Gut Dölkau Rittergut Kleinliebenau
Noch mehr wundere ich mich, als ich herausfinde, dass der triste Bau mit der herumflatternden Gardinenresten das ehemalige Rittergut Kleinliebenau sein soll. Fast am Stadtrand von Leipzig kommen sich die Luppe und die weiße Elster ganz nahe. Die Elster darf weiter mäandern, die Luppe wird hier zum Kanal, der von einem neuen asphaltierten Weg begleitet wird. „Befahren und Reiten verboten“ lese ich. Soll ich denn schieben hier? Ich lasse mich von dem leicht missverständlichen Schild nicht abhalten, weiterzufahren. Und tatsächlich steht ein paar Kilometer weiter ein Radweghinweiser.
Radweg oder Nicht-Radweg, das ist die Frage
Ich quere Leipzigs Zentrum, bewundere das Stadion der Roten Bullen und die Renaissance Bauten, und schon bin ich wieder auf dem Lande. In Bennewitz an der Mulde entdecke ich das Sportlerheim, von dem aus ich zu meinem ersten 200er Brevet im Jahre 2009 gestartet war. Lang, lang ist’s her. Vor mir auf Kurs ist Wurzen schon weit vor Erreichen der Stadtgrenzen an den beiden monumentalen Türmen der ehemaligen Getreidemühle zu erkennen. Aus der Nähe betrachtet sehen sie nicht mehr attraktiv aus, ich mache lieber ein Foto vom Wegweiser aus 1774 am Marktplatz.

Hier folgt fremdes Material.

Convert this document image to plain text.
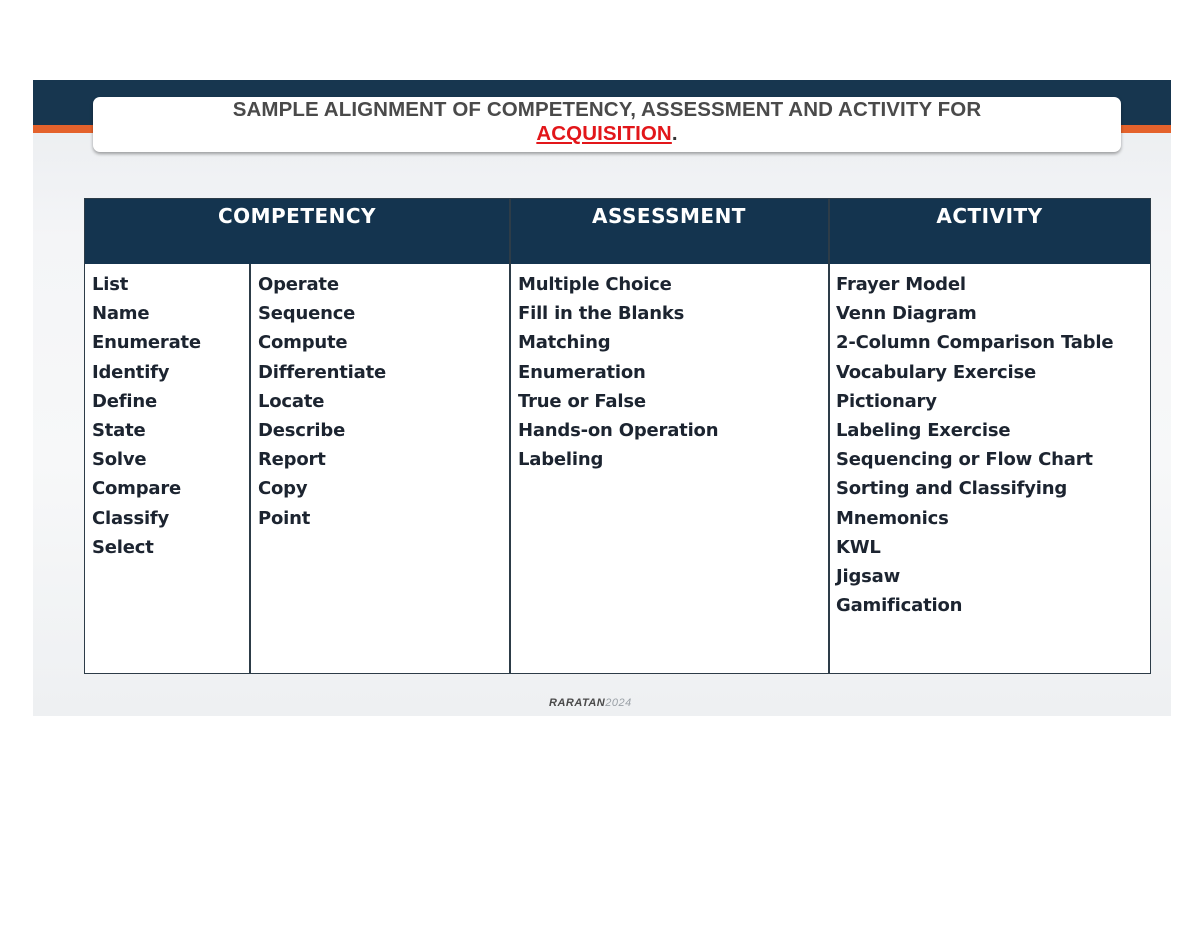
SAMPLE ALIGNMENT OF COMPETENCY, ASSESSMENT AND ACTIVITY FOR
ACQUISITION.
COMPETENCY	ASSESSMENT	ACTIVITY
List
Name
Enumerate
Identify
Define
State
Solve
Compare
Classify
Select
Operate
Sequence
Compute
Differentiate
Locate
Describe
Report
Copy
Point
Multiple Choice
Fill in the Blanks
Matching
Enumeration
True or False
Hands-on Operation
Labeling
Frayer Model
Venn Diagram
2-Column Comparison Table
Vocabulary Exercise
Pictionary
Labeling Exercise
Sequencing or Flow Chart
Sorting and Classifying
Mnemonics
KWL
Jigsaw
Gamification
RARATAN2024
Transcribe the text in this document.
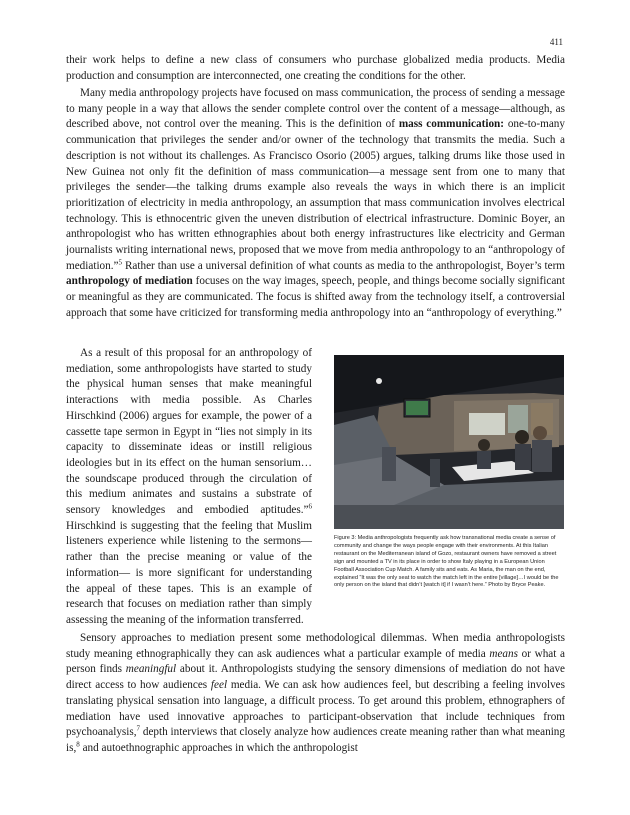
411

their work helps to define a new class of consumers who purchase globalized media products. Media production and consumption are interconnected, one creating the conditions for the other.

Many media anthropology projects have focused on mass communication, the process of sending a message to many people in a way that allows the sender complete control over the content of a message—although, as described above, not control over the meaning. This is the definition of mass communication: one-to-many communication that privileges the sender and/or owner of the technology that transmits the media. Such a description is not without its challenges. As Francisco Osorio (2005) argues, talking drums like those used in New Guinea not only fit the definition of mass communication—a message sent from one to many that privileges the sender—the talking drums example also reveals the ways in which there is an implicit prioritization of electricity in media anthropology, an assumption that mass communication involves electrical technology. This is ethnocentric given the uneven distribution of electrical infrastructure. Dominic Boyer, an anthropologist who has written ethnographies about both energy infrastructures like electricity and German journalists writing international news, proposed that we move from media anthropology to an “anthropology of mediation.”$^5$ Rather than use a universal definition of what counts as media to the anthropologist, Boyer’s term anthropology of mediation focuses on the way images, speech, people, and things become socially significant or meaningful as they are communicated. The focus is shifted away from the technology itself, a controversial approach that some have criticized for transforming media anthropology into an “anthropology of everything.”

As a result of this proposal for an anthropology of mediation, some anthropologists have started to study the physical human senses that make meaningful interactions with media possible. As Charles Hirschkind (2006) argues for example, the power of a cassette tape sermon in Egypt in “lies not simply in its capacity to disseminate ideas or instill religious ideologies but in its effect on the human sensorium…the soundscape produced through the circulation of this medium animates and sustains a substrate of sensory knowledges and embodied aptitudes.”$^6$ Hirschkind is suggesting that the feeling that Muslim listeners experience while listening to the sermons—rather than the precise meaning or value of the information— is more significant for understanding the appeal of these tapes. This is an example of research that focuses on mediation rather than simply assessing the meaning of the information transferred.

Figure 3: Media anthropologists frequently ask how transnational media create a sense of community and change the ways people engage with their environments. At this Italian restaurant on the Mediterranean island of Gozo, restaurant owners have removed a street sign and mounted a TV in its place in order to show Italy playing in a European Union Football Association Cup Match. A family sits and eats. As Maria, the man on the end, explained “It was the only seat to watch the match left in the entire [village]…I would be the only person on the island that didn’t [watch it] if I wasn’t here.” Photo by Bryce Peake.

Sensory approaches to mediation present some methodological dilemmas. When media anthropologists study meaning ethnographically they can ask audiences what a particular example of media means or what a person finds meaningful about it. Anthropologists studying the sensory dimensions of mediation do not have direct access to how audiences feel media. We can ask how audiences feel, but describing a feeling involves translating physical sensation into language, a difficult process. To get around this problem, ethnographers of mediation have used innovative approaches to participant-observation that include techniques from psychoanalysis,$^7$ depth interviews that closely analyze how audiences create meaning rather than what meaning is,$^8$ and autoethnographic approaches in which the anthropologist
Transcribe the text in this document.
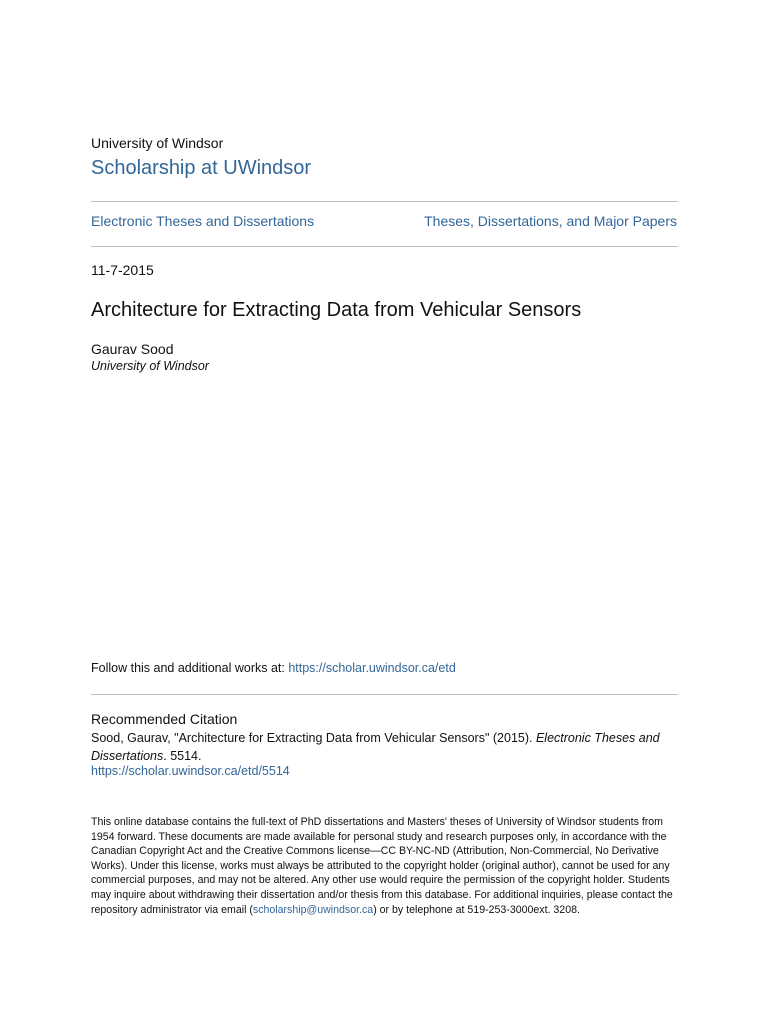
University of Windsor
Scholarship at UWindsor
Electronic Theses and Dissertations	Theses, Dissertations, and Major Papers
11-7-2015
Architecture for Extracting Data from Vehicular Sensors
Gaurav Sood
University of Windsor
Follow this and additional works at: https://scholar.uwindsor.ca/etd
Recommended Citation
Sood, Gaurav, "Architecture for Extracting Data from Vehicular Sensors" (2015). Electronic Theses and Dissertations. 5514.
https://scholar.uwindsor.ca/etd/5514
This online database contains the full-text of PhD dissertations and Masters' theses of University of Windsor students from 1954 forward. These documents are made available for personal study and research purposes only, in accordance with the Canadian Copyright Act and the Creative Commons license—CC BY-NC-ND (Attribution, Non-Commercial, No Derivative Works). Under this license, works must always be attributed to the copyright holder (original author), cannot be used for any commercial purposes, and may not be altered. Any other use would require the permission of the copyright holder. Students may inquire about withdrawing their dissertation and/or thesis from this database. For additional inquiries, please contact the repository administrator via email (scholarship@uwindsor.ca) or by telephone at 519-253-3000ext. 3208.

Es ist gerade mal halb zwei und mein anvisierter Zielort Lübben scheint noch gut erreichbar. Aber dann kommt es anders. Auf einer herrlich grünen Wiese stolzieren zwei Störche ganz nah am Wegesrand. Die musst Du fotografieren, sage ich mir und will nur noch wenden, um in eine bessere Position zu kommen. Dabei mache ich den fatalen Fehler, nicht vorher auszuklicken. „Rumms, da fiel der Reiter um“. Klassischer Anfängerfehler, der mir ein verstauchtes linkes Handgelenk einbringt. Auf jedem weiteren Kilometer werden die Schmerzen deutlicher. Das Gelenk schwillt an, ist aber noch gut beweglich. Fazit: Bis Torgau sollte ich es noch schaffen, aber dann will ich in die Bahn steigen. Gedacht, getan. Ich besorge mir in Torgau noch eine Tube Voltaren und eine Packung Ibuprofen, dann rolle ich zum Bahnhof und sitze um 17 Uhr im fast leeren Regio nach Berlin. Ende einer schönen Reise.
P.S.: Heute, vier Tage später, haben sich die Schmerzen verflüchtigt, die Schwellung ist verschwunden. Bald kann es wieder losgehen. Am besten nach Torgau, in den Spreewald und zurück, dann wäre die Etappentour komplett.